For dogs with black or dark nails, however, the quick is a little trickier to find, and one of the reasons why owners have always been cautioned to be careful trimming dark nails, or perhaps just to avoid it altogether and let an expert handle it.
Luckily, there are a couple of ways to help find the quick and therefore avoid cutting it. One simple way is to shine a bright flashlight on the nail. In all but the darkest nails, this can help you to see within the nail and identify the triangle of tissue that represents the quick.
Another method is to lift your dog’s paws and look at the underside of the nail. In most cases, you should be able to see a small groove between the harder outer nail and the soft tissue inside the nail, which is the quick. Not all owners will be able to spot this on all dogs.
One other way to avoid cutting the quick is, of course, clipping just a very small amount of nail very slowly and carefully. After each cut, look at the nail that you clipped. If there’s no bleeding and still see a light or white color at the center of the nail, it’s okay to trim a little bit more. Keep carefully trimming, shaving away until you see a black or pink color in the center of the nail — that’s the quick. It’s a painstaking process, but one of the safer ways to avoid injuring your dog.

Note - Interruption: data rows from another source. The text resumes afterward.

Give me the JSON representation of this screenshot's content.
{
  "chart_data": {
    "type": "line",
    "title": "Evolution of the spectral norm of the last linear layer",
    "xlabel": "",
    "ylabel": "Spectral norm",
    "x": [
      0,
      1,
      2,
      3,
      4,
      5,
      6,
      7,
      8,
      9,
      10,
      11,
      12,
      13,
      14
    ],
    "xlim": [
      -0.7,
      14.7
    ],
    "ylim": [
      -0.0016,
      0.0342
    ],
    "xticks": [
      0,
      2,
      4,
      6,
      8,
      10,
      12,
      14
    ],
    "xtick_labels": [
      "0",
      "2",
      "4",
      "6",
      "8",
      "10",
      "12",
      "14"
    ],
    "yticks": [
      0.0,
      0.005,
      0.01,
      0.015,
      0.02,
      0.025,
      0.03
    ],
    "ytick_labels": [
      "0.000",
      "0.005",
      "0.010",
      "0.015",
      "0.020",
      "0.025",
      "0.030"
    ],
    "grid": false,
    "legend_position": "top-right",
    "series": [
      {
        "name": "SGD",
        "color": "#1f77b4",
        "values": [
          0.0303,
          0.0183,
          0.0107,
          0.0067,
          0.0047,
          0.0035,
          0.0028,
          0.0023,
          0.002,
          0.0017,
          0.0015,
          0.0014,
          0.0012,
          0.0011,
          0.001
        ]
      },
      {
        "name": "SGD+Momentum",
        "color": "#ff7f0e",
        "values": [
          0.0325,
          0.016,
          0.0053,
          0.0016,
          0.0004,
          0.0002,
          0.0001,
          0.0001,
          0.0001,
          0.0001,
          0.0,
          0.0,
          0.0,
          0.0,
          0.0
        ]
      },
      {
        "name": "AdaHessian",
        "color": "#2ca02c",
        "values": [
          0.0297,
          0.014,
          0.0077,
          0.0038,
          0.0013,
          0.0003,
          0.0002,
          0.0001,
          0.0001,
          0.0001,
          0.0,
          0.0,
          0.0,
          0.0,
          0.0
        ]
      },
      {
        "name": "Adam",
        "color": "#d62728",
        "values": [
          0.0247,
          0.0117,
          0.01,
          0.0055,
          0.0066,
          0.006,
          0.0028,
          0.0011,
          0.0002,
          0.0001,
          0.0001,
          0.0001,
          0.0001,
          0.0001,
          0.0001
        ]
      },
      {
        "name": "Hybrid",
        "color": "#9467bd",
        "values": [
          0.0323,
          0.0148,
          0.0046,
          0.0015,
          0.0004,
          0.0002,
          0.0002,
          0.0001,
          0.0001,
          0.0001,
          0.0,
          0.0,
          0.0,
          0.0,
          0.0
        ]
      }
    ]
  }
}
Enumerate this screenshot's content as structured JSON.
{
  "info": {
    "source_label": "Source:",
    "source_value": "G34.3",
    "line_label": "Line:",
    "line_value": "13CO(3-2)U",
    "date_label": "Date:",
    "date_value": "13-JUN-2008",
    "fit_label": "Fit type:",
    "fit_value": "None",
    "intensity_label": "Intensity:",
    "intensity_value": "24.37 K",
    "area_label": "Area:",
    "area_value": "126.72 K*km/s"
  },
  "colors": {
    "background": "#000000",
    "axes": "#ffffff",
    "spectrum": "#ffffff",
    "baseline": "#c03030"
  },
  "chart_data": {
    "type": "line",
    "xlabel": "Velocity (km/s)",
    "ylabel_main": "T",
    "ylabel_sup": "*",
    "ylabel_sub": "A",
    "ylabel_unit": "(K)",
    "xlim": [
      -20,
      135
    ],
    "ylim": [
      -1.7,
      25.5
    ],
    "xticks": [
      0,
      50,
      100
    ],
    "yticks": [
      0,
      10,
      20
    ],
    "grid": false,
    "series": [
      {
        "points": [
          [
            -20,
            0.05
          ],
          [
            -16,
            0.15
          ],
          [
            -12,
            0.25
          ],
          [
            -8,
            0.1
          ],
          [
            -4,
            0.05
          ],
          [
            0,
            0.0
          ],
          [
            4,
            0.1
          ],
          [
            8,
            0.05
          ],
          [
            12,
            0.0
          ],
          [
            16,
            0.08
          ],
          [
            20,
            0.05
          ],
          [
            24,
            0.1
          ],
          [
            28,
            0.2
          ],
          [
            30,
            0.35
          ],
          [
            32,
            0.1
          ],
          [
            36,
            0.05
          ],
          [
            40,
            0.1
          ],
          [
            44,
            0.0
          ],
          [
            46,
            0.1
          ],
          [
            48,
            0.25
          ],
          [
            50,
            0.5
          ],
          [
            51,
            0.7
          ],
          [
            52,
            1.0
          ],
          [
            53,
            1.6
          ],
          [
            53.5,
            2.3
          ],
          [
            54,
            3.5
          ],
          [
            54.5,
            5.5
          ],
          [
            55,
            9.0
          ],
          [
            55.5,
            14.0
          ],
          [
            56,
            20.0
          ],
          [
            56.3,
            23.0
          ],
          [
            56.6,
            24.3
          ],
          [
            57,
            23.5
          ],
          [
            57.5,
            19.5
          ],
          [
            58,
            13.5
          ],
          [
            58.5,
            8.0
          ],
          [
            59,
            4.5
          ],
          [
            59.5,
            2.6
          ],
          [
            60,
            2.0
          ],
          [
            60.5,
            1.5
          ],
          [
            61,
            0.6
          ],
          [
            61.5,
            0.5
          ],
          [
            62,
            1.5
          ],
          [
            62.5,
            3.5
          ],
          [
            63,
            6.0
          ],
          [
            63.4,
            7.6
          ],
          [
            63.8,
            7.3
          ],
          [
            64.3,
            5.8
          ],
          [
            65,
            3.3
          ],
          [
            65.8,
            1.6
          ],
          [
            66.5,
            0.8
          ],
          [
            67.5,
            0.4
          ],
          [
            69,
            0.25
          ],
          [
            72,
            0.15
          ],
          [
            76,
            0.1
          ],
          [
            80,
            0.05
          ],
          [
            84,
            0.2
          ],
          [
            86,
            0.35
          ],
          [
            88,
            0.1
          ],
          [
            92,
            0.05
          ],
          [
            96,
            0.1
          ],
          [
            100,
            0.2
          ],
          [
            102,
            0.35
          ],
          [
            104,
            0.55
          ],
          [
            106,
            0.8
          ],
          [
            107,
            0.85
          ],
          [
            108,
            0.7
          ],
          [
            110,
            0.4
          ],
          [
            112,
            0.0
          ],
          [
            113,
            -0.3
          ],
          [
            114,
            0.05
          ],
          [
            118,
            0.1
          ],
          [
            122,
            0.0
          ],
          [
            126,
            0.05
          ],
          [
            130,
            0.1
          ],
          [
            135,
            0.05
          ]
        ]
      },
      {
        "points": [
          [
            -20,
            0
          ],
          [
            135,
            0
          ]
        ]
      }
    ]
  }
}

If your dog already has overlong nails, cutting them back to a healthier length may take a little time, trimming a little bit every few days until both the quick recedes and the outer nail no longer extends over the paw to touch the floor. Once you’ve tamed those canine claws, most experts recommend regular trimming at least once a month — perhaps a little more often if you start to hear that telltale click-clacking on your floors again.